Он аккуратно сложил ее и спрятал в карман, затем без аппетита позавтракал, выпил таблетку парацетамола и переоделся в чистое. Кожа на руке все еще зудела, исчесанное предплечье выглядело так, словно он пережил схватку со злобным котом. Отыскав в шкафу бинт, Антон кое-как обмотал руку, которая стала чесаться с удвоенной силой, но он твердо решил не трогать ее больше.
Было уже почти десять, когда он вышел из дома.
Он собирался зайти к Соне, спросить обо всем напрямик, без околичностей, и высказать ей все. Сначала он надеялся встретить ее на похоронах, но что, если она не придет?
На улице, глядя под ноги, на присыпанную снегом тротуарную плитку, он подумал, что голос вчера по телефону не так уж и походил на мужской. Это была Соня. А смех? Может, она была пьяна? Как он мог ошибиться? И чем дальше он шел, тем больше в нем крепла уверенность в том, что вчера он бросил Соню в беде, и порожденный этой уверенностью стыд заставил его почти что бежать.
Он представлял, как поднимется к ней, подбирал слова, чтобы попросить прощения.

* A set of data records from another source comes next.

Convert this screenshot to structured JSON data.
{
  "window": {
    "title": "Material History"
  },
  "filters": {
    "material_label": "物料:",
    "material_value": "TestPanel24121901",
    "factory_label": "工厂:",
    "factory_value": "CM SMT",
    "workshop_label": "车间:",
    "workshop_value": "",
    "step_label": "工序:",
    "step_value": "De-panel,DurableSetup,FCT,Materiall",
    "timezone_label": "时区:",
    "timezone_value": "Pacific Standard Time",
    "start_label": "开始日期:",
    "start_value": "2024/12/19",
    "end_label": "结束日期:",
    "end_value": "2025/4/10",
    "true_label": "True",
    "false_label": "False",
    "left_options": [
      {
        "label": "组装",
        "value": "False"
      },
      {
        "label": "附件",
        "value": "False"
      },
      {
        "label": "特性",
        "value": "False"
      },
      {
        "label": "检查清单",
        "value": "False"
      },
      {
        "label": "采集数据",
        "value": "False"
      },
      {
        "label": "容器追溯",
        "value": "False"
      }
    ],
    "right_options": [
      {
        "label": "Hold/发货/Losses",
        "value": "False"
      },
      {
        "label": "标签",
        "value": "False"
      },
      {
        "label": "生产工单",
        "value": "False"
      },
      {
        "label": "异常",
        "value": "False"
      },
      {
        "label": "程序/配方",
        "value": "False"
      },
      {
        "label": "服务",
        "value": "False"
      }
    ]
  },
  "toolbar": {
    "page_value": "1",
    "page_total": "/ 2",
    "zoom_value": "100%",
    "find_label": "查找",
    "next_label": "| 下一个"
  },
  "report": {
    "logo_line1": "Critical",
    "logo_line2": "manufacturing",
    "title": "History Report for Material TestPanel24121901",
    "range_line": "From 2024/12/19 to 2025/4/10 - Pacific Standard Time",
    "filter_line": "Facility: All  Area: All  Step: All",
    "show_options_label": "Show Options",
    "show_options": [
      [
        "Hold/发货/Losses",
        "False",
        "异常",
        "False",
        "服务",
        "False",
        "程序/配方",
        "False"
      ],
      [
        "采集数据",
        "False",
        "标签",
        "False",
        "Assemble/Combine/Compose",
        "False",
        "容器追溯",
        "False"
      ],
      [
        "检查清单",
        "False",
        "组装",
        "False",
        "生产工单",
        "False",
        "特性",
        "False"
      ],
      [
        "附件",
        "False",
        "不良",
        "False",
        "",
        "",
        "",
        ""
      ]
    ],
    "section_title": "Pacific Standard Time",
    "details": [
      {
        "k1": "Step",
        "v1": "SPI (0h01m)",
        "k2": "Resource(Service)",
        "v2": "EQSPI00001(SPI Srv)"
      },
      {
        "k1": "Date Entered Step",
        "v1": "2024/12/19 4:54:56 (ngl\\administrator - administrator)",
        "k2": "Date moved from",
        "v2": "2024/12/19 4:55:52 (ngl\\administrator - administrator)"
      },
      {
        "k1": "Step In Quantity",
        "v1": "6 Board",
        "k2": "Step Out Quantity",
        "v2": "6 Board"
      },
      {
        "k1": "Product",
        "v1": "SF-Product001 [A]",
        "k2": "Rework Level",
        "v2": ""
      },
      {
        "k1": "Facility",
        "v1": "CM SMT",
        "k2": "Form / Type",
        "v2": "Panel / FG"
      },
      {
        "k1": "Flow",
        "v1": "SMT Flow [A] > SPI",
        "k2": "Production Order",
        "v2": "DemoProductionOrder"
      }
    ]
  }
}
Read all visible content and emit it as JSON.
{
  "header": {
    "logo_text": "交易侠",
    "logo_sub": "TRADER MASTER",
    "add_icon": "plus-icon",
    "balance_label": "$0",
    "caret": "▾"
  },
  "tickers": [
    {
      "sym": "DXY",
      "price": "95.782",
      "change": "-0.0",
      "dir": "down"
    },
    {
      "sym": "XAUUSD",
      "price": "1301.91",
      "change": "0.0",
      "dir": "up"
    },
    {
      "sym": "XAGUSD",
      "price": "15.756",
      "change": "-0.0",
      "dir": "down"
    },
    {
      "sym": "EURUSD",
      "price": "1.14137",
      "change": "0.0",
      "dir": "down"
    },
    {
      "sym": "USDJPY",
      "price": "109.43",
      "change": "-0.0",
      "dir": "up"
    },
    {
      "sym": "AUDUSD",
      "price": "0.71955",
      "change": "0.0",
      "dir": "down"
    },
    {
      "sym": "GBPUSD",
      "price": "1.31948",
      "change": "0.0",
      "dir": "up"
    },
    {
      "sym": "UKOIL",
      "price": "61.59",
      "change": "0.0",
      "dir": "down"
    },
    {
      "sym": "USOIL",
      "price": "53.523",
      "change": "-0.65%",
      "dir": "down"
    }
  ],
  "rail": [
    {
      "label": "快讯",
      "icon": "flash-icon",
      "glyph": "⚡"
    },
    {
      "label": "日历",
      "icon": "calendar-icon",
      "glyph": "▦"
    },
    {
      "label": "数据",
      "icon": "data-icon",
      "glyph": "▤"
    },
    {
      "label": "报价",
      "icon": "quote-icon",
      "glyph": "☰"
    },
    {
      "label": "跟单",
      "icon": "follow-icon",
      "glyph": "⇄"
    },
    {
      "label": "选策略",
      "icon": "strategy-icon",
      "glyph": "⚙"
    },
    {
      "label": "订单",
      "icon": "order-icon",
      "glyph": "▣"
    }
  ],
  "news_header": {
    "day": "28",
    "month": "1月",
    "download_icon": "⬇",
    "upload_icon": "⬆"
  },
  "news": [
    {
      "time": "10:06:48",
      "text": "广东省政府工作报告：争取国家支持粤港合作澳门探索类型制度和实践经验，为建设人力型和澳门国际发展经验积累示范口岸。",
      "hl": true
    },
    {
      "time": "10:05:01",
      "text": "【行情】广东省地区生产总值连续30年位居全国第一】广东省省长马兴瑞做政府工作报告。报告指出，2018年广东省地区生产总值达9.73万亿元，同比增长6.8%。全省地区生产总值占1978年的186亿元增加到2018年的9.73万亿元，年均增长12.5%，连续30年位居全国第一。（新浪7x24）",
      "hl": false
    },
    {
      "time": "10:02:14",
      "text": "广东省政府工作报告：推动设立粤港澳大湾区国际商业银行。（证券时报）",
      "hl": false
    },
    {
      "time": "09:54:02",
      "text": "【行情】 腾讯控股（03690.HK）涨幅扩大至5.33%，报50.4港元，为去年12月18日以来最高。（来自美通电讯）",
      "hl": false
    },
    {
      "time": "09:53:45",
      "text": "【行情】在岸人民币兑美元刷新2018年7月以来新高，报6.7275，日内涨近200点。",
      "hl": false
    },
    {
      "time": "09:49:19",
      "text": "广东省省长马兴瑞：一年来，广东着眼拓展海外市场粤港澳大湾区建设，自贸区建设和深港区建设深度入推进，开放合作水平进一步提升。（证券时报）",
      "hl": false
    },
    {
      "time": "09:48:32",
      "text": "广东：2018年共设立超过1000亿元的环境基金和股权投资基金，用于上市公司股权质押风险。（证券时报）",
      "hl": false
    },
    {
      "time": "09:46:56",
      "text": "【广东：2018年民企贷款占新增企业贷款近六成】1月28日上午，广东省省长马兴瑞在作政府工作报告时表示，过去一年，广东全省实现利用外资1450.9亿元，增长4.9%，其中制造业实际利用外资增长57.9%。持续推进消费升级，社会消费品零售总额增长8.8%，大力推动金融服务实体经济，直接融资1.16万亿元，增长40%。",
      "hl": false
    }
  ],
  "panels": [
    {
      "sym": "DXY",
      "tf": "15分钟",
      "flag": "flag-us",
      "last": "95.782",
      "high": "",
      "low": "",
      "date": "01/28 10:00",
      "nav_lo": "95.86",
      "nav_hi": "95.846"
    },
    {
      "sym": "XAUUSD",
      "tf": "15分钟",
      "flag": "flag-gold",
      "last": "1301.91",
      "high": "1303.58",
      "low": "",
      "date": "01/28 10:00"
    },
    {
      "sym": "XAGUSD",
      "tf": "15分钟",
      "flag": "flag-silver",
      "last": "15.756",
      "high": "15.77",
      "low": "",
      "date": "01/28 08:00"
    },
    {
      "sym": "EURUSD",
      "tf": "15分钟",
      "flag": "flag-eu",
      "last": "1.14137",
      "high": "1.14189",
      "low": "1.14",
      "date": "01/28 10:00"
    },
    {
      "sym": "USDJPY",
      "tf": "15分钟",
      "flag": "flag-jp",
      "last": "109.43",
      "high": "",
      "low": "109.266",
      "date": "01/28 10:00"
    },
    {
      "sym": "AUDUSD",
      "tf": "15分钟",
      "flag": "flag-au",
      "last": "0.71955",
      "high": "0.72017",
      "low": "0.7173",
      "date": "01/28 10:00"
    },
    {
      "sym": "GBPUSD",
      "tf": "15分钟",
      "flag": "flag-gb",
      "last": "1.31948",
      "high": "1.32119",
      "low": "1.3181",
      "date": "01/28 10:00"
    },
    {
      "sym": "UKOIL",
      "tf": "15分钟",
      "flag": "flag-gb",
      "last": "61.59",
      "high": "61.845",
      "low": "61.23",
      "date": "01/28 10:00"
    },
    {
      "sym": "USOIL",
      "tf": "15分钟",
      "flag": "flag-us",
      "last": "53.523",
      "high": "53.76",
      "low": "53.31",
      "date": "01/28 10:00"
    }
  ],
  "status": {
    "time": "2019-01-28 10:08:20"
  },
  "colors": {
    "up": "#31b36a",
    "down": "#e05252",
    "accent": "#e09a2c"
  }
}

Возле Сониного подъезда стояли две полицейские машины, а вокруг толпились люди и что-то возбужденно обсуждали. Какая-то женщина плакала.
Антон поднял глаза и увидел, что окно Сониной спальни на четвертом этаже распахнуто. На миг в нем показалось что-то белое — занавеска, колыхавшаяся от ветра. Затем оттуда выглянул человек в полицейской форме и посмотрел вниз.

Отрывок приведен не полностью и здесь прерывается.